Older children were hardest hit, she said, with 16 deaths among 5- to 11-year-olds and 19 deaths in 12- to 17-year-olds.
That would leave 8 deaths for children under 5.
I cannot help but remember the furor – and efforts expended – and costs incurred – when salmonella showed up in peanut butter. Every peanut butter product was cleared from store shelves irrespective of whether they used the contaminated institutional product in their manufacture. People cleared their pantries and cupboards of everything “peanut butter” in order to protect themselves [and their children] from the salmonella threat.
Not for the first time I find myself wondering why we can be outraged and driven to action [sometimes over reaction] when the perceived threat is caused by “the hand of man” yet many of us blithely ignore the potential assaults on our health from infectious disease – influenza specifically in this case. Perception being “it’s only the flu” for many. For most salmonella is no worse than a genuine case of influenza – yet look what we did in the face of that threat. Mother nature just doesn’t inspire the same factor of outrage as human malfeasance. Odd but true.
Schuchat said 15 percent to 20 percent of patients with H1N1 who needed to be hospitalized were requiring intensive care. “Influenza is widespread in the country and illnesses, hospitalizations and deaths continue to increase,” she said.
The U.S. government has opted to roll out seasonal flu vaccine and H1N1 vaccines as they become available, which the CDC has said could make for a bumpy vaccination plan.
People need both vaccines to be protected from all the circulating viruses, although Schuchat says virtually all cases of influenza are due to the new H1N1 virus.
I received my seasonal influenza vaccine on Thursday, paid for by my employer. The doctor’s office that was administering the seasonal vaccine was also administering the FluMist version of the pandemic strain vaccine, free of charge thanks to the government.
I turned 50 years old in April of this year and so I am a few months outside the official “2-49″ age range for FluMist. I attempted to ask the nurse to administer the FluMist vaccine anyway, given I was only a few months outside the official guidance. She very angrily responded that “It wasn’t safe!” to do so. My counter was that if it would have been “safe” for me in March it was “safe” for me in October.
Needless to say, I was roundly denied the vaccine irrespective of “me as an individual”. Not only was I flatly denied, the nurse reacted as if I had asked her to administer poison.
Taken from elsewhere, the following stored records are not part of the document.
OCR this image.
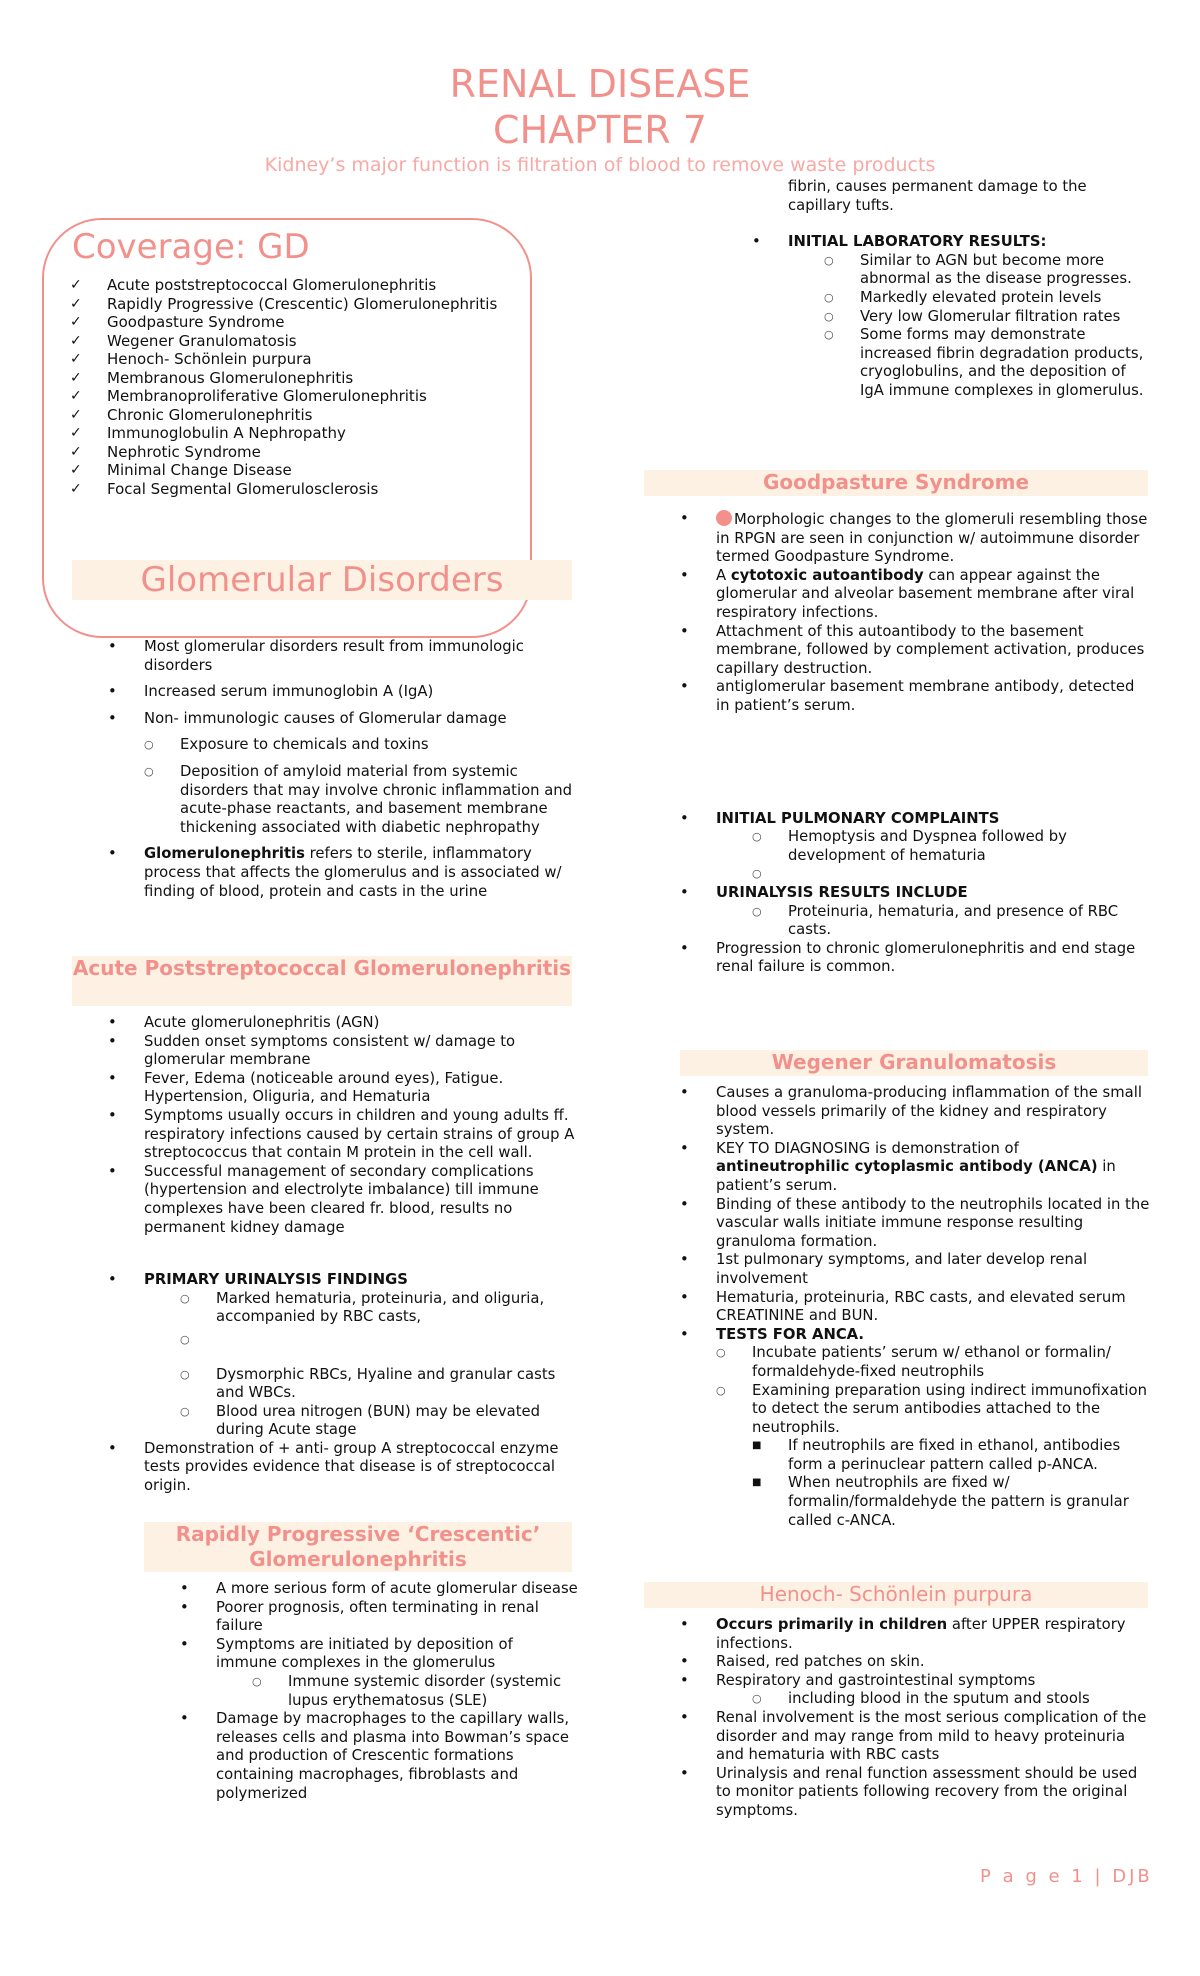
RENAL DISEASE
CHAPTER 7
Kidney’s major function is filtration of blood to remove waste products
Coverage: GD
✓ Acute poststreptococcal Glomerulonephritis
✓ Rapidly Progressive (Crescentic) Glomerulonephritis
✓ Goodpasture Syndrome
✓ Wegener Granulomatosis
✓ Henoch- Schönlein purpura
✓ Membranous Glomerulonephritis
✓ Membranoproliferative Glomerulonephritis
✓ Chronic Glomerulonephritis
✓ Immunoglobulin A Nephropathy
✓ Nephrotic Syndrome
✓ Minimal Change Disease
✓ Focal Segmental Glomerulosclerosis
Glomerular Disorders
• Most glomerular disorders result from immunologic disorders
• Increased serum immunoglobin A (IgA)
• Non- immunologic causes of Glomerular damage
○ Exposure to chemicals and toxins
○ Deposition of amyloid material from systemic disorders that may involve chronic inflammation and acute-phase reactants, and basement membrane thickening associated with diabetic nephropathy
• Glomerulonephritis refers to sterile, inflammatory process that affects the glomerulus and is associated w/ finding of blood, protein and casts in the urine
Acute Poststreptococcal Glomerulonephritis
• Acute glomerulonephritis (AGN)
• Sudden onset symptoms consistent w/ damage to glomerular membrane
• Fever, Edema (noticeable around eyes), Fatigue. Hypertension, Oliguria, and Hematuria
• Symptoms usually occurs in children and young adults ff. respiratory infections caused by certain strains of group A streptococcus that contain M protein in the cell wall.
• Successful management of secondary complications (hypertension and electrolyte imbalance) till immune complexes have been cleared fr. blood, results no permanent kidney damage
• PRIMARY URINALYSIS FINDINGS
○ Marked hematuria, proteinuria, and oliguria, accompanied by RBC casts,
○

○ Dysmorphic RBCs, Hyaline and granular casts and WBCs.
○ Blood urea nitrogen (BUN) may be elevated during Acute stage
• Demonstration of + anti- group A streptococcal enzyme tests provides evidence that disease is of streptococcal origin.
Rapidly Progressive ‘Crescentic’ Glomerulonephritis
• A more serious form of acute glomerular disease
• Poorer prognosis, often terminating in renal failure
• Symptoms are initiated by deposition of immune complexes in the glomerulus
○ Immune systemic disorder (systemic lupus erythematosus (SLE)
• Damage by macrophages to the capillary walls, releases cells and plasma into Bowman’s space and production of Crescentic formations containing macrophages, fibroblasts and polymerized
fibrin, causes permanent damage to the capillary tufts.
• INITIAL LABORATORY RESULTS:
○ Similar to AGN but become more abnormal as the disease progresses.
○ Markedly elevated protein levels
○ Very low Glomerular filtration rates
○ Some forms may demonstrate increased fibrin degradation products, cryoglobulins, and the deposition of IgA immune complexes in glomerulus.
Goodpasture Syndrome
•	Morphologic changes to the glomeruli resembling those in RPGN are seen in conjunction w/ autoimmune disorder termed Goodpasture Syndrome.
• A cytotoxic autoantibody can appear against the glomerular and alveolar basement membrane after viral respiratory infections.
• Attachment of this autoantibody to the basement membrane, followed by complement activation, produces capillary destruction.
• antiglomerular basement membrane antibody, detected in patient’s serum.
• INITIAL PULMONARY COMPLAINTS
○ Hemoptysis and Dyspnea followed by development of hematuria
○

• URINALYSIS RESULTS INCLUDE
○ Proteinuria, hematuria, and presence of RBC casts.
• Progression to chronic glomerulonephritis and end stage renal failure is common.
Wegener Granulomatosis
• Causes a granuloma-producing inflammation of the small blood vessels primarily of the kidney and respiratory system.
• KEY TO DIAGNOSING is demonstration of antineutrophilic cytoplasmic antibody (ANCA) in patient’s serum.
• Binding of these antibody to the neutrophils located in the vascular walls initiate immune response resulting granuloma formation.
• 1st pulmonary symptoms, and later develop renal involvement
• Hematuria, proteinuria, RBC casts, and elevated serum CREATININE and BUN.
• TESTS FOR ANCA.
○ Incubate patients’ serum w/ ethanol or formalin/ formaldehyde-fixed neutrophils
○ Examining preparation using indirect immunofixation to detect the serum antibodies attached to the neutrophils.
■ If neutrophils are fixed in ethanol, antibodies form a perinuclear pattern called p-ANCA.
■ When neutrophils are fixed w/ formalin/formaldehyde the pattern is granular called c-ANCA.
Henoch- Schönlein purpura
• Occurs primarily in children after UPPER respiratory infections.
• Raised, red patches on skin.
• Respiratory and gastrointestinal symptoms
○ including blood in the sputum and stools
• Renal involvement is the most serious complication of the disorder and may range from mild to heavy proteinuria and hematuria with RBC casts
• Urinalysis and renal function assessment should be used to monitor patients following recovery from the original symptoms.
P a g e 1 | DJB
I very much wanted to tell the nurse that I was quite confident that I probably knew a great deal more about the vaccine than she but decided there really are times in life when fact and reality have no meaning outside an arbitrarily drawn line of demarcation.
Yes, the height of irony: I have spent two years expounding on the superiority of FluMist to the traditional injected vaccine, I have spent months exhorting the prudence of vaccination in the face of a pandemic, I… me… denied a vaccine because I am a few months too old.
Although I was angered by the arbitrariness of the “line of demarcation” and angered by someone obviously informed by nothing more than “orders”, I have no anger about being unvaccinated. With only so many to go around some of us will just have to do without. At least for the time being.
“This is how influenza vaccine production often goes,” Schuchat said. She said there should be widespread availability by November and advised people who wanted a vaccine but were having trouble finding one to keep trying.
Good advice. Advice I will surely follow. But as sound as the advice is, there will be an awful lot of us who will either become infected before we find a vaccine or this active phase of infection will pass and then we will lose the sense of urgency. Influenza ain’t peanut butter.